The music stopped as suddenly as it had begun. It was then she noticed a tall old man with white hair standing beside the musicians. Strange she hadn’t noticed him before. He wore a very high, glazed collar, a coat green at the seams, and shamefully shabby button boots. Was he another manager? He did not look like a manager, and yet he stood there gazing over the table as though thinking of something different and far away from all this. Who could he be?

Presently, as Fanny watched him, he touched the points of his collar with his fingers, coughed slightly, and half-turned to the band. It began to play again. Something boisterous, reckless, full of fire, full of passion, was tossed into the air, was tossed to that quiet figure, which clasped its hands, and still with that far-away look, began to sing.

“Good Lord!” said George. It seemed that everybody was equally astonished. Even the little children eating ices stared, with their spoons in the air.... Nothing was heard except a thin, faint voice, the memory of a voice, singing something in Spanish. It wavered, beat on, touched the high notes, fell again, seemed to implore, to entreat, to beg for something, and then the tune changed, and it was resigned, it bowed down, it knew it was denied.

Almost before the end a little child gave a squeak of laughter, but everybody was smiling—except Fanny and George. Is life like this too? thought Fanny. There are people like this. There is suffering. And she looked at that gorgeous sea, lapping the land as though it loved it, and the sky, bright with the brightness before evening. Had she and George the right to be so happy? Wasn’t it cruel? There must be something else in life which made all these things possible. What was it? She turned to George.

But George had been feeling differently from Fanny. The poor old boy’s voice was funny in a way, but, God, how it made you realize what a terrific thing it was to be at the beginning of everything, as they were, he and Fanny! George, too, gazed at the bright, breathing water, and his lips opened as if he could drink it. How fine it was! There was nothing like the sea for making a chap feel fit. And there sat Fanny, his Fanny, leaning forward, breathing so gently.

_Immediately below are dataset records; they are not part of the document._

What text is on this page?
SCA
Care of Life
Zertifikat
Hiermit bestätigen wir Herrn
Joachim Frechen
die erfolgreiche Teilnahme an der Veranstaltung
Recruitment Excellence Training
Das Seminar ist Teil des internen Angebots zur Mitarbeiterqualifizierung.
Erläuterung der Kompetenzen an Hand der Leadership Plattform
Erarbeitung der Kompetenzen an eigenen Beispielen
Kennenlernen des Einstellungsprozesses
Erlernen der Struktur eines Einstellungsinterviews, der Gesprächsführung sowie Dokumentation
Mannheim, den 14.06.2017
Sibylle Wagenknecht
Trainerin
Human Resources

“Fanny!” George called to her.

As she turned to him something in her soft, wondering look made George feel that for two pins he would jump over the table and carry her off.

“I say,” said George, rapidly, “let’s go, shall we? Let’s go back to the hotel. Come. Do, Fanny darling. Let’s go now.”

The band began to play. “Oh, God!” almost groaned George. “Let’s go before the old codger begins squawking again.”